In such situation, we can describe a person’s behaviour along two basic dimensions: (1) assertiveness, the extent to which the individual attempts to satisfy his own concerns, and (2) cooperativeness, the extent to which the individual attempts to satisfy the other person’s concerns.
These five Conflict Styles are:
- COMPETITIVE: The shark (Might makes right). Competing is assertiveness and uncooperative- -an individual pursues his own concerns at the other person’s expense. This is power-oriented mode, in which ones uses whatever power seems appropriate to win one’s own position- -“standing up for your rights, defending a position when you believe is correct, or simply trying to win.
disadvantage: relationships damage
- ACCOMMODATING: The Teddy bear (kill your enemies with kindness). Accommodating is a unassertive and cooperative—the opposite of competing. When accommodating, an individual neglects his own concerns to satisfy the concerns of the other person, there is an element of self-sacrifice in this obeying another person’s order when one would prefer not to, or yielding to another’s point of view.
disadvantage: long term resentments
- AVOIDING. The Turtle (Leave well enough alone). Avoiding is unassertive and uncooperative—the individual does not immediately pursue his own concerns or those of the other person. He does not address the conflict.

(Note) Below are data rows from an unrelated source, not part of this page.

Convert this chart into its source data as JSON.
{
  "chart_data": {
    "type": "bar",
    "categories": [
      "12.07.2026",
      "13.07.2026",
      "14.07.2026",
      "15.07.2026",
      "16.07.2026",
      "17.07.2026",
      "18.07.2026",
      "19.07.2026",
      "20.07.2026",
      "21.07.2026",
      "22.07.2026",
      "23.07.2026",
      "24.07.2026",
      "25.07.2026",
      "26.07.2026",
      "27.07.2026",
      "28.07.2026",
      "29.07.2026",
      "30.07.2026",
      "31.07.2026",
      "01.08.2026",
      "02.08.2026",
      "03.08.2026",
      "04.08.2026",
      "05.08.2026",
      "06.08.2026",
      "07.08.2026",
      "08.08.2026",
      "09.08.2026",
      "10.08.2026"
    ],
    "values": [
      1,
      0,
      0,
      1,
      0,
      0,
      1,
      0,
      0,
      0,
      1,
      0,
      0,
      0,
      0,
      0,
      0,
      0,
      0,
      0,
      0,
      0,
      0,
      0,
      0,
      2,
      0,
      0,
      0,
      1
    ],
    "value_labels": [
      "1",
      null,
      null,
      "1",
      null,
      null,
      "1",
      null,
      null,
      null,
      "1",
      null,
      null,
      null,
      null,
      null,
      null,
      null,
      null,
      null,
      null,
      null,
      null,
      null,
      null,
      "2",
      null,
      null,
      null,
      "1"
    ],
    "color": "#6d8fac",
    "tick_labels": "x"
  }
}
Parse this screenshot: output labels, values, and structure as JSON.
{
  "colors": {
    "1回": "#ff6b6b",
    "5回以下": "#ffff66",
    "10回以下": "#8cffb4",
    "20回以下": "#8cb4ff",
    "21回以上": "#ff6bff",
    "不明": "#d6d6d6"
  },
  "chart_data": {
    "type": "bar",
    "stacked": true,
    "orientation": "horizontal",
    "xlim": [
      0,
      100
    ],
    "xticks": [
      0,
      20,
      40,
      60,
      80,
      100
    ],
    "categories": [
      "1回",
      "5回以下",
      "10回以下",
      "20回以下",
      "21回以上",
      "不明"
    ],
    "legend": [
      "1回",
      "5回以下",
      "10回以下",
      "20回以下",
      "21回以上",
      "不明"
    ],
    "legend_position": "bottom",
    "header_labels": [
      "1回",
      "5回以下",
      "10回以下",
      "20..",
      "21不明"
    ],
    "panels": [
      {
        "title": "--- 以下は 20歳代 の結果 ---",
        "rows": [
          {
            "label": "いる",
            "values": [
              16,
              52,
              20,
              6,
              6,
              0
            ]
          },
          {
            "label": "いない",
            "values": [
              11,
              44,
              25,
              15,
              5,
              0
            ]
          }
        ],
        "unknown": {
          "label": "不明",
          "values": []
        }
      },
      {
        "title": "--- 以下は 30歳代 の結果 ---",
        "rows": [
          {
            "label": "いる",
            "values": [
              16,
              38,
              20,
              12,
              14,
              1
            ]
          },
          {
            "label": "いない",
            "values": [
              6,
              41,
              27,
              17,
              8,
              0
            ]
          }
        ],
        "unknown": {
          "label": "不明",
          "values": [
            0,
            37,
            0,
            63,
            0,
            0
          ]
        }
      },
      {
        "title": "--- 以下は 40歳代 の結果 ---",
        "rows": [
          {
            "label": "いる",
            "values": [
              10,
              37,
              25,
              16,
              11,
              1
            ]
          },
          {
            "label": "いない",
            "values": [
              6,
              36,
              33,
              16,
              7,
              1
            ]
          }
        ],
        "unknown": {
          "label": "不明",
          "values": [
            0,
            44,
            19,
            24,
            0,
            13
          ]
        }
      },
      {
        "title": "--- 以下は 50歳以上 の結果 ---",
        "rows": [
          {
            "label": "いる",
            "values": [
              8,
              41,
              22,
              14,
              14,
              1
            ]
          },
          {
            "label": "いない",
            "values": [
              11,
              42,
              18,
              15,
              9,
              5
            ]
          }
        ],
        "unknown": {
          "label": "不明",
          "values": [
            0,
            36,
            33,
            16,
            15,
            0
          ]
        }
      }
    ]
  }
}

Avoiding might take the form of diplomatically sidestepping an issue, postponing an issue until a better time or simply withdrawing from a threatening situation.
disadvantage: long term resentments
- COLLABORATIVE. The owl (Two heads are better than one). Collaborating is both assertive and cooperative—the opposite of avoiding. Collaborating involves an attempt to work with the other person to find so me solution which fully satisfies the concerns of both persons. It means digging into an issue to identify the underlying concerns of the two individuals and to find an alternative which meets both sets of concerns. Collaborating between two persons might take the form of exploring a disagreement to learn from each other’s insights, concluding to resolve some condition which would otherwise have them competing for resources, or confronting and trying to find a creative solution to an interpersonal problem.
disadvantage: time and difficulty. Possible need an outside facilitator.
- COMPROMISING. The fox (Split the difference). Compromising is intermediate in both assertiveness and cooperativeness. The objective is to find some expedient, mutually acceptable solution which partially satisfies both parties. It falls on a middle ground between competing and accommodating. Compromising gives up more than competing but less than accommodating. Likewise, it addresses an issue more directly than avoiding, but doesn’t explore it in as much depth as collaborating. Compromising might mean splitting the difference, exchanging concessions or seeking a quick middle-ground position.